Writing
Why Understanding AI Internals Won't Explain Agent Failures
Model internals can explain tokens, but agent failures are timeline failures that require causal execution history.
Imagine a financial firm in Zurich running a pilot with an AI agent that prepares cross-border transfers. The agent gathers information, checks rules, and assembles transactions for human approval. Exactly the kind of workflow people expect agents to automate.
One afternoon the system prepares a transfer that later turns out to violate a sanctions rule.
The regulator's question is not "why did this payment happen?"
It is simpler.
When did the system first know this transfer would violate the rule?
The company had logs. Thousands of them. Prompts. Model outputs. Tool calls. Database writes. Tracing spans. Monitoring dashboards. Engineers could reconstruct the entire execution step by step.

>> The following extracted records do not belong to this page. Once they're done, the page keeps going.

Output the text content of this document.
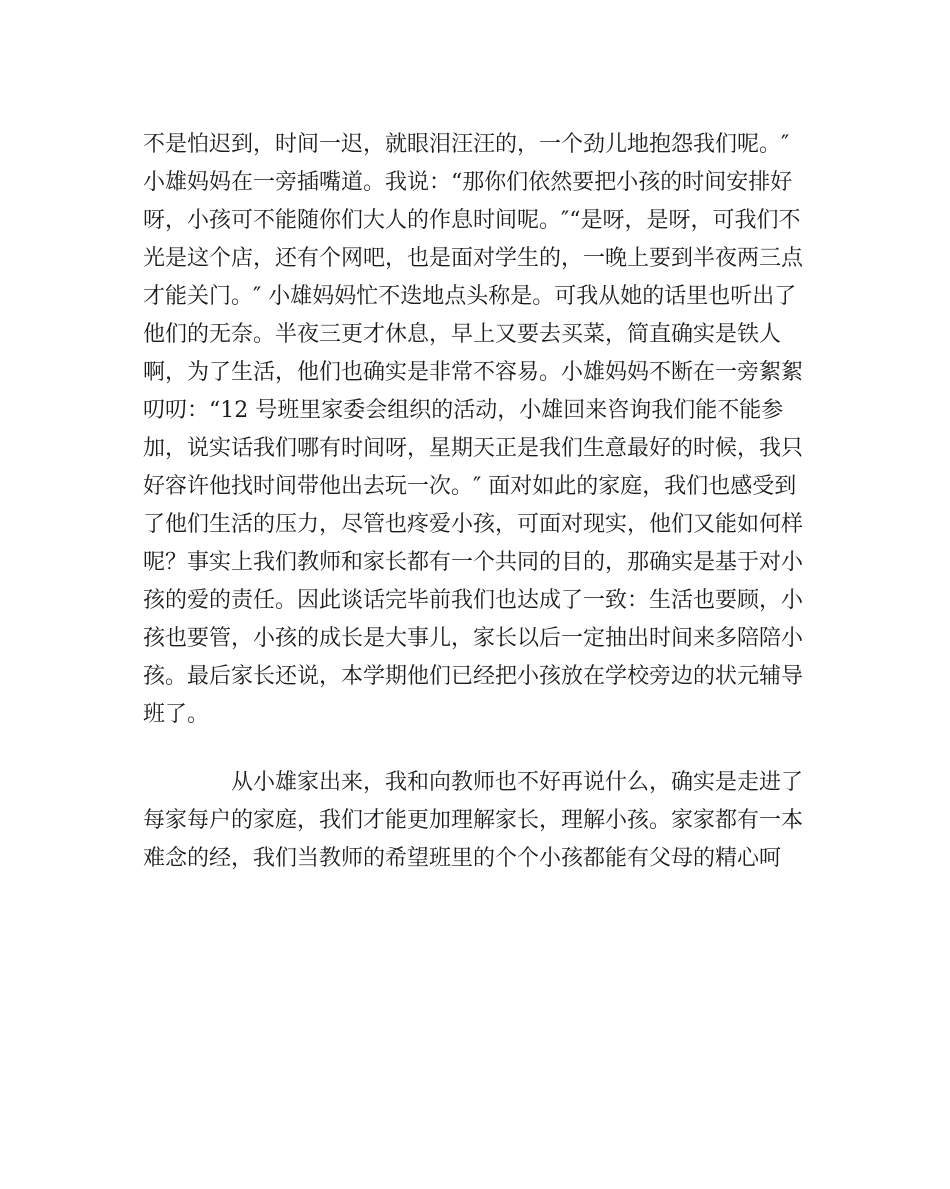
不是怕迟到，时间一迟，就眼泪汪汪的，一个劲儿地抱怨我们呢。″
小雄妈妈在一旁插嘴道。我说：“那你们依然要把小孩的时间安排好
呀，小孩可不能随你们大人的作息时间呢。″“是呀，是呀，可我们不
光是这个店，还有个网吧，也是面对学生的，一晚上要到半夜两三点
才能关门。″ 小雄妈妈忙不迭地点头称是。可我从她的话里也听出了
他们的无奈。半夜三更才休息，早上又要去买菜，简直确实是铁人
啊，为了生活，他们也确实是非常不容易。小雄妈妈不断在一旁絮絮
叨叨：“12 号班里家委会组织的活动，小雄回来咨询我们能不能参
加，说实话我们哪有时间呀，星期天正是我们生意最好的时候，我只
好容许他找时间带他出去玩一次。″ 面对如此的家庭，我们也感受到
了他们生活的压力，尽管也疼爱小孩，可面对现实，他们又能如何样
呢？事实上我们教师和家长都有一个共同的目的，那确实是基于对小
孩的爱的责任。因此谈话完毕前我们也达成了一致：生活也要顾，小
孩也要管，小孩的成长是大事儿，家长以后一定抽出时间来多陪陪小
孩。最后家长还说，本学期他们已经把小孩放在学校旁边的状元辅导
班了。
从小雄家出来，我和向教师也不好再说什么，确实是走进了
每家每户的家庭，我们才能更加理解家长，理解小孩。家家都有一本
难念的经，我们当教师的希望班里的个个小孩都能有父母的精心呵
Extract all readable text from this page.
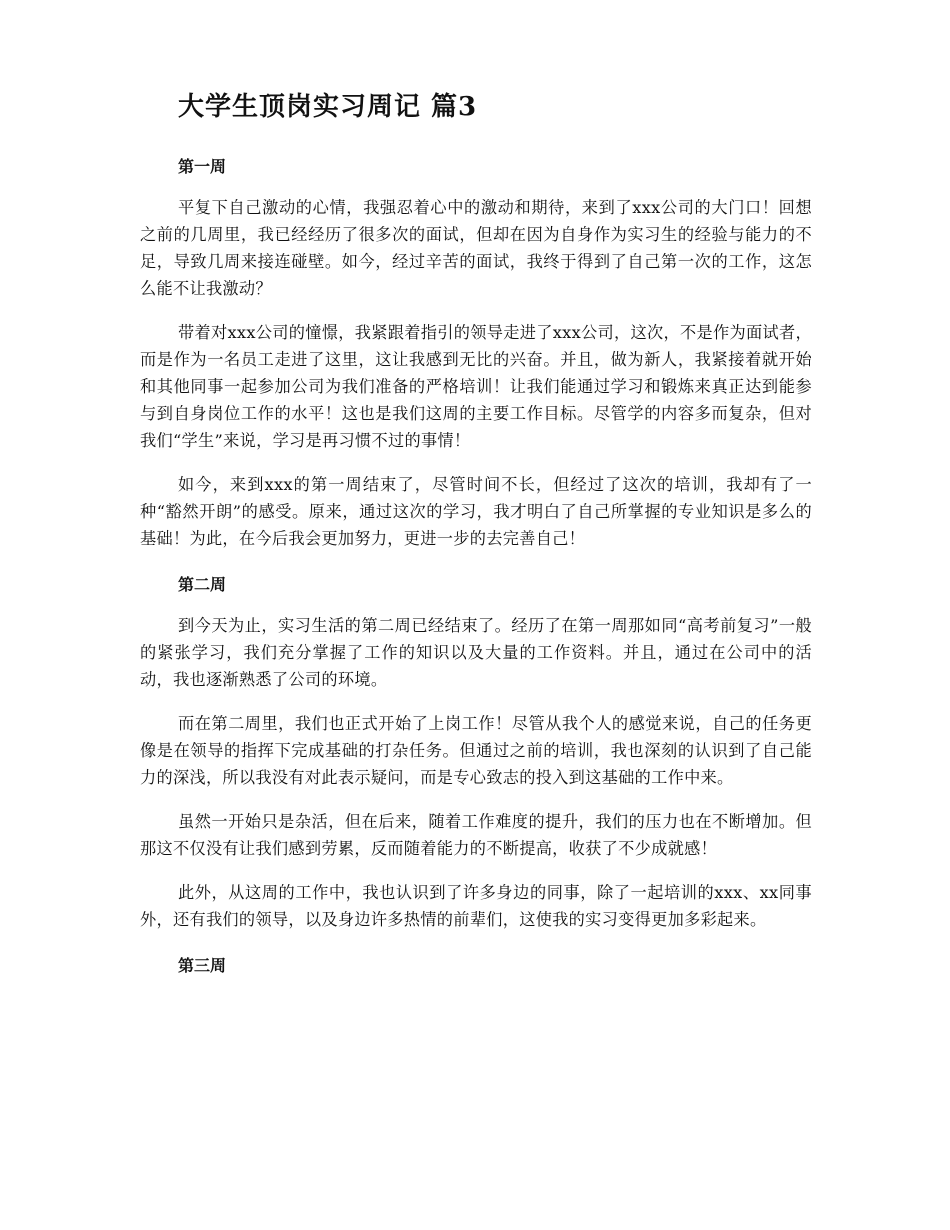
大学生顶岗实习周记 篇3
第一周

平复下自己激动的心情，我强忍着心中的激动和期待，来到了xxx公司的大门口！回想之前的几周里，我已经经历了很多次的面试，但却在因为自身作为实习生的经验与能力的不足，导致几周来接连碰壁。如今，经过辛苦的面试，我终于得到了自己第一次的工作，这怎么能不让我激动？

带着对xxx公司的憧憬，我紧跟着指引的领导走进了xxx公司，这次，不是作为面试者，而是作为一名员工走进了这里，这让我感到无比的兴奋。并且，做为新人，我紧接着就开始和其他同事一起参加公司为我们准备的严格培训！让我们能通过学习和锻炼来真正达到能参与到自身岗位工作的水平！这也是我们这周的主要工作目标。尽管学的内容多而复杂，但对我们“学生”来说，学习是再习惯不过的事情！

如今，来到xxx的第一周结束了，尽管时间不长，但经过了这次的培训，我却有了一种“豁然开朗”的感受。原来，通过这次的学习，我才明白了自己所掌握的专业知识是多么的基础！为此，在今后我会更加努力，更进一步的去完善自己！

第二周

到今天为止，实习生活的第二周已经结束了。经历了在第一周那如同“高考前复习”一般的紧张学习，我们充分掌握了工作的知识以及大量的工作资料。并且，通过在公司中的活动，我也逐渐熟悉了公司的环境。

而在第二周里，我们也正式开始了上岗工作！尽管从我个人的感觉来说，自己的任务更像是在领导的指挥下完成基础的打杂任务。但通过之前的培训，我也深刻的认识到了自己能力的深浅，所以我没有对此表示疑问，而是专心致志的投入到这基础的工作中来。

虽然一开始只是杂活，但在后来，随着工作难度的提升，我们的压力也在不断增加。但那这不仅没有让我们感到劳累，反而随着能力的不断提高，收获了不少成就感！

此外，从这周的工作中，我也认识到了许多身边的同事，除了一起培训的xxx、xx同事外，还有我们的领导，以及身边许多热情的前辈们，这使我的实习变得更加多彩起来。

第三周
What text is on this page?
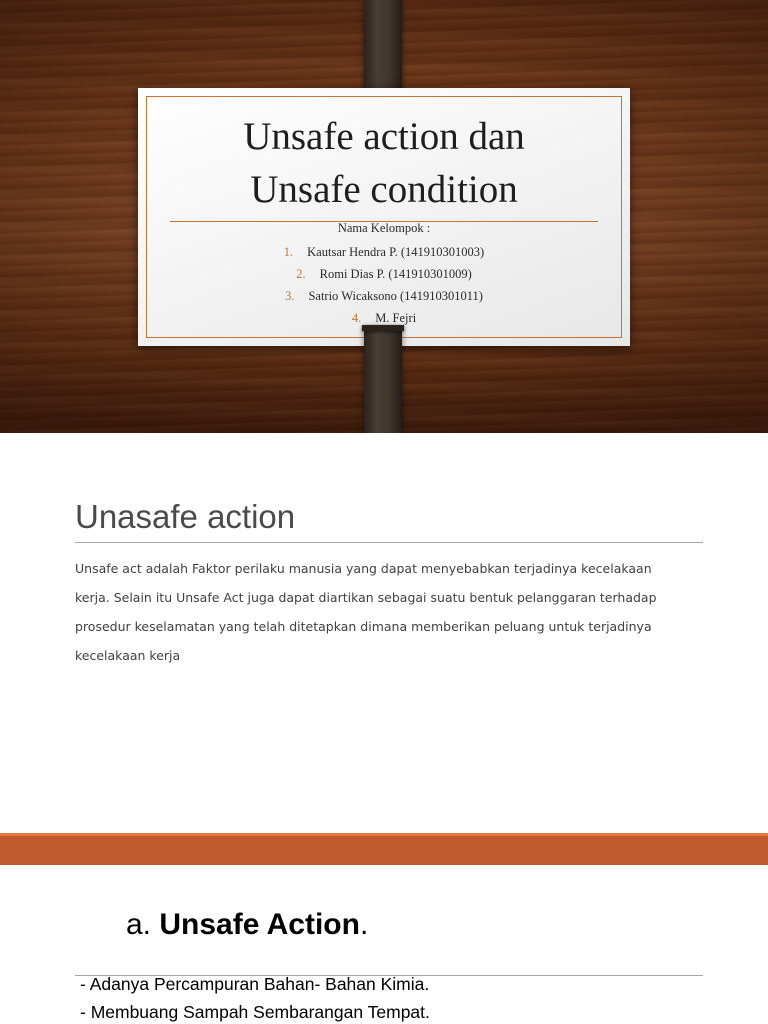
Unsafe action dan
Unsafe condition
Nama Kelompok :
1. Kautsar Hendra P. (141910301003)
2. Romi Dias P. (141910301009)
3. Satrio Wicaksono (141910301011)
4. M. Fejri
Unasafe action

Unsafe act adalah Faktor perilaku manusia yang dapat menyebabkan terjadinya kecelakaan kerja. Selain itu Unsafe Act juga dapat diartikan sebagai suatu bentuk pelanggaran terhadap prosedur keselamatan yang telah ditetapkan dimana memberikan peluang untuk terjadinya kecelakaan kerja

a. Unsafe Action.
- Adanya Percampuran Bahan- Bahan Kimia.
- Membuang Sampah Sembarangan Tempat.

They still could not answer the regulator's question.
Somewhere earlier in the process the agent misunderstood a piece of information. Hours later that misunderstanding became a payment. Investigators were left trying to reconstruct a chain of reasoning from fragments.
The logs told them what happened.
They could not prove when the system entered the failing state.
Most current interpretability research studies what happens inside a model: attention patterns, neuron activations, feature circuits. These tools can sometimes explain why a model produced a particular token. For certain classes of problems, they work well.
But they answer a different question.
No one was asking what probability the model assigned to an output.
They were asking something simpler and harder at the same time.
At what point in a five-hour execution did the system's understanding of the transaction become wrong?
Which decision, among dozens, made everything after it inevitable?
That question does not live inside the model's weights. It lives in the history of what the system did, but only if that history was recorded in a way that preserves causality. Most systems do not record history that way.
This is the gap that matters once agents operate in real environments. Interpretability in the microscopic sense explains what a model thinks. What investigators needed in Zurich was something different: an explanation of what the system actually did over time, and the moment when its behavior became a problem.
Once a system acts for hours, investigators stop asking why a token appeared.
They ask a different question.
When did the system enter the state from which failure became inevitable?
Answering that requires something the field mostly has not built yet. Execution histories structured so causal questions have reproducible answers. Records that do not just show what happened, but make it possible to determine when the failure actually began.
What properties would a system need to make that possible?
That is the question worth asking next.